I am a loyal follower of NPR’s Planet Money podcast. I’m also infinitely intrigued by efforts to use economics to value and manage natural resources. Hence, I was tickled to hear Planet Money personalities Jacob Goldstein and Adam Davidson debate the price of a dead pelican in a recent episode. The debate stemmed from this question: How much should BP be charged for pelicans killed in the Gulf oil spill?
The show launches with Goldstein at the Bronx Zoo, where a nature photographer concludes: A pelican is priceless. No amount of money will resurrect a dead pelican.
But Davidson quips: “If you’re saying a pelican is worth all the money in the world it has the same effect as saying: ‘Pelicans are free. Kill as many as you want.’”

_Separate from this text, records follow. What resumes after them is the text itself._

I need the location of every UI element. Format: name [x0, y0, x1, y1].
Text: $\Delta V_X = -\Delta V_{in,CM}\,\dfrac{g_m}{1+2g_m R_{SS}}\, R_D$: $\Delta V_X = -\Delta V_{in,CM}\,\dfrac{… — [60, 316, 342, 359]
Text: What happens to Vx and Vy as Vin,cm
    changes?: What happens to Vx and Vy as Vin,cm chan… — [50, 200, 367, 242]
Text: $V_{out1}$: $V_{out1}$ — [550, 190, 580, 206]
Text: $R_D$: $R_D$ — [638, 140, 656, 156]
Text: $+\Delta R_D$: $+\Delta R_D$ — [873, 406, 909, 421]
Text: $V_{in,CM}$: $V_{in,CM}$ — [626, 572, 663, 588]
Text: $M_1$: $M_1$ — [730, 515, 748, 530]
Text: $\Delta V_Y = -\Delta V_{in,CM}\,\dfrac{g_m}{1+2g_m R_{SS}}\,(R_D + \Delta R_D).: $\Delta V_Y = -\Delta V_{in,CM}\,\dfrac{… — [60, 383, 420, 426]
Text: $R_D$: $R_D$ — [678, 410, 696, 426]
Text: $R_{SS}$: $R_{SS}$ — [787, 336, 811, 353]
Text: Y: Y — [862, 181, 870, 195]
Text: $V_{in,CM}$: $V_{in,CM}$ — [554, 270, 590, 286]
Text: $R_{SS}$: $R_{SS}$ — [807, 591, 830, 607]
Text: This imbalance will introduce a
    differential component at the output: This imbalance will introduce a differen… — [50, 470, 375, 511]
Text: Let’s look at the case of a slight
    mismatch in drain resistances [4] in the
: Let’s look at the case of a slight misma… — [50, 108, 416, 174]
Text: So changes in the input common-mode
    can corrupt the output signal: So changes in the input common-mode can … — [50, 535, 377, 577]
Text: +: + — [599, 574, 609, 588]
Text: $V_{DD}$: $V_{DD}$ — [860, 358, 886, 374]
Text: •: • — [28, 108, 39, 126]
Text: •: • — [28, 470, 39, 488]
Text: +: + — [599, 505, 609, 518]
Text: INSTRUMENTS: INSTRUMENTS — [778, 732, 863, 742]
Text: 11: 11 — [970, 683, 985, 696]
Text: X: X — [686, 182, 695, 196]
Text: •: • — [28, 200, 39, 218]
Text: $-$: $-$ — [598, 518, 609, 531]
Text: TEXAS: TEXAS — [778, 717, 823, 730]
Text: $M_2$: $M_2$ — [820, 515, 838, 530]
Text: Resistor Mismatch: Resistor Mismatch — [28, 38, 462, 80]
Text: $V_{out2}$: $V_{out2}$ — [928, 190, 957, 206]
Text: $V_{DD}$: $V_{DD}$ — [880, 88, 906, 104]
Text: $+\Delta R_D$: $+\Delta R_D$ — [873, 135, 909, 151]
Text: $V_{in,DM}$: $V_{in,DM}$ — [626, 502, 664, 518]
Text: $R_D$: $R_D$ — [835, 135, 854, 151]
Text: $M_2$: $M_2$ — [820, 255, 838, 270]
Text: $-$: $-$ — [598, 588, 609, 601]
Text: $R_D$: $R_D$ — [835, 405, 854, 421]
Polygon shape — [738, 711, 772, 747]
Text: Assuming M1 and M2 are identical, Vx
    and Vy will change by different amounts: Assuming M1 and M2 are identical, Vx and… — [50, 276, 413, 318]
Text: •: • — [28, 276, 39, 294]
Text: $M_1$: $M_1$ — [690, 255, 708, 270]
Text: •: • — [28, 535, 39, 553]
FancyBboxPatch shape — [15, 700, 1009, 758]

His argument: If the U.S. were to give BP a bill saying: ‘Give us all the money in the world. Pay us infinite dollars.’ It would have the same effect as saying: ‘Here’s a bill for nothing. Don’t pay us anything.’
“So,” Davidson concludes, “sort of strangely, if you really love pelicans, one of the best things you can do, possibly, is to put a price on them. A specific price. A dollar and cents price.”
Seeing as creating a market for the protected migratory bird is illegal, the Planet Money boys had to get creative in putting a price on a pelican.
Here’s the list they came up with:
- Ask most people: They’ll tell you a pelican is priceless
- Take the price bird lovers spend rehabilitating an injured pelican: $500
- Use the price of renting a pelican in Hollywood: $1,500 a day for non-flying; $4,500 for flying
- Ask a different way: For example, one man extrapolated the value of a wild duck based on a survey of how much hunters said they would pay to take an extra one home. Answer: $30
- Equate it with the cost of restoring the population loss: In other words, one pelican is worth one pelican.
OK, your turn. Multiple choice (from the options above) or fill in the blank: How would you calculate the value of a pelican?